Sally Beauty revenues decline, launches international restructuring plan
Sally Beauty Holdings Inc. announced on Wednesday a decline in fourth quarter and full year net sales, which has prompted the launch of an international restructuring plan (the “International Restructuring Plan”) focused on significantly improving the profitability of its international businesses.
Following a year of transition which included the successful completion of its 2017 Restructuring Plan, the Texas-based company saw consolidated net sales fall 0.4 percent to $3.94 billion for the fiscal year ended September 30, 2017. Meanwhile, same store sales declined 0.7 percent.
Reported operating earnings and operating margin for the full fiscal year were $478.6 million and 12.2 percent, respectively, compared to reported operating earnings and operating margin of $498.3 million and 12.6 percent, respectively, in the prior year.

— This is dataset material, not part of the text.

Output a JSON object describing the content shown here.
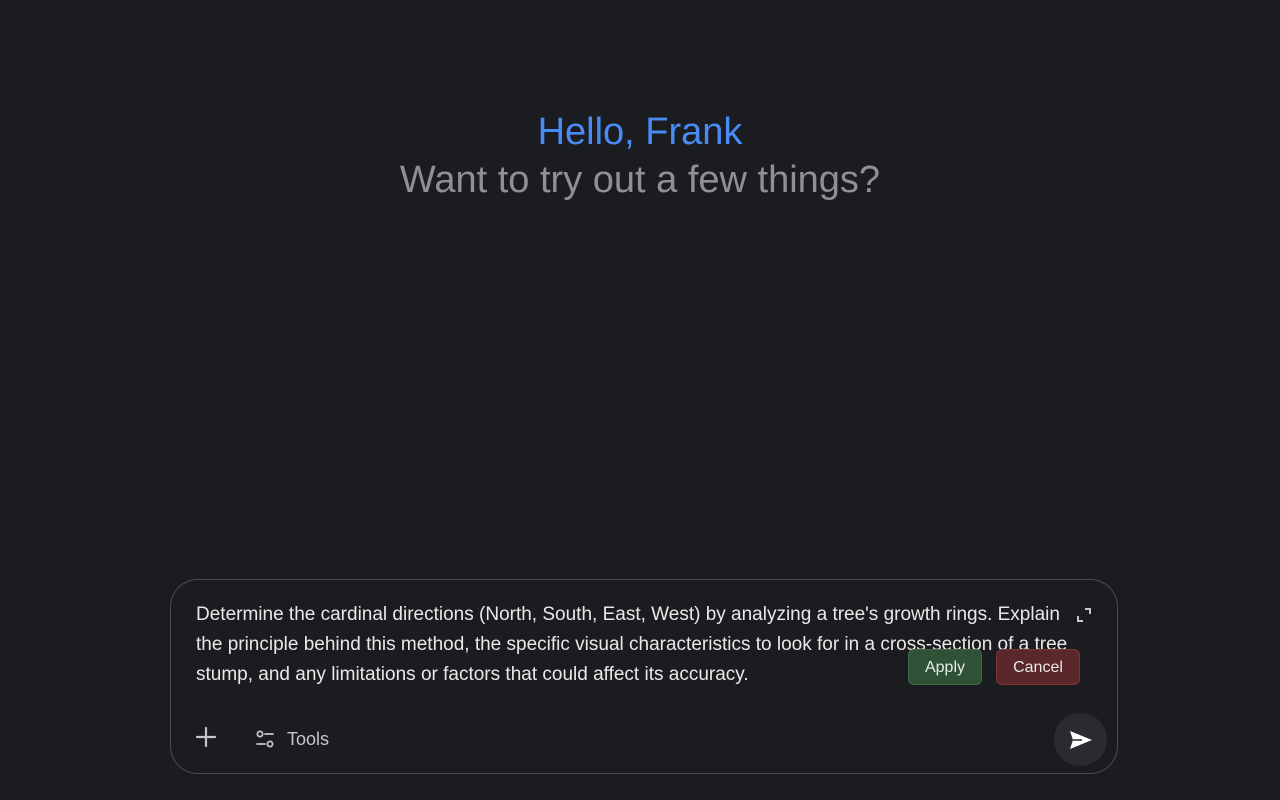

In the fourth quarter, consolidated net sales were equally down 0.2 percent to $974.2 million, while same store sales decreased 1.4 percent. Fourth quarter results were negatively impacted by several natural disasters that occurred in the quarter.
“Driving revenue and earnings growth remains our top priority,” said Chris Brickman, President and Chief Executive Officer, in a news statement. “To that end, today we are announcing the commencement of a restructuring of our international operations in order to leverage the full scale of our consolidated European business and deliver additional cost savings. At the same time, we are making investments in our e-commerce capabilities that will allow us to support two-day delivery to more than 90% of U.S. households by the middle of fiscal 2018. In addition, we have planned a number of exciting new product launches and improvements to our CRM, marketing and promotional strategies that we expect will build the foundation to drive future growth.

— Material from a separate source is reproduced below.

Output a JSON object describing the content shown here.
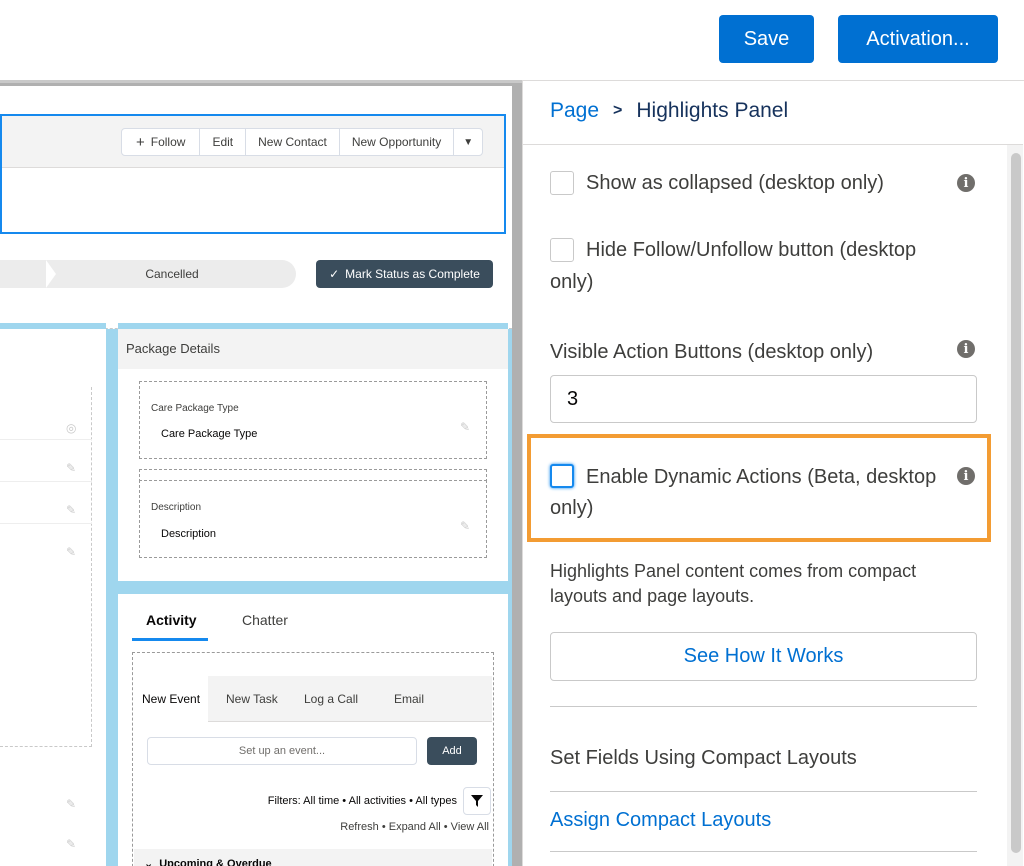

“We believe that these changes, combined with the strength and stability of our large and growing Beauty Systems Group distribution business, will keep us on the path to long-term earnings growth,” Brickman concluded.
The company expects to incur restructuring charges in the range of $12 million to $14 million, with approximately $10 million to be recorded in fiscal 2018, related primarily to potential employee separation costs, as well as annualized benefits in the range of approximately $12 million to $14 million from the initiative, with a benefit of approximately $8 million in fiscal 2018.
Still, the company expects consolidated same store sales to be approximately flat in fiscal 2018.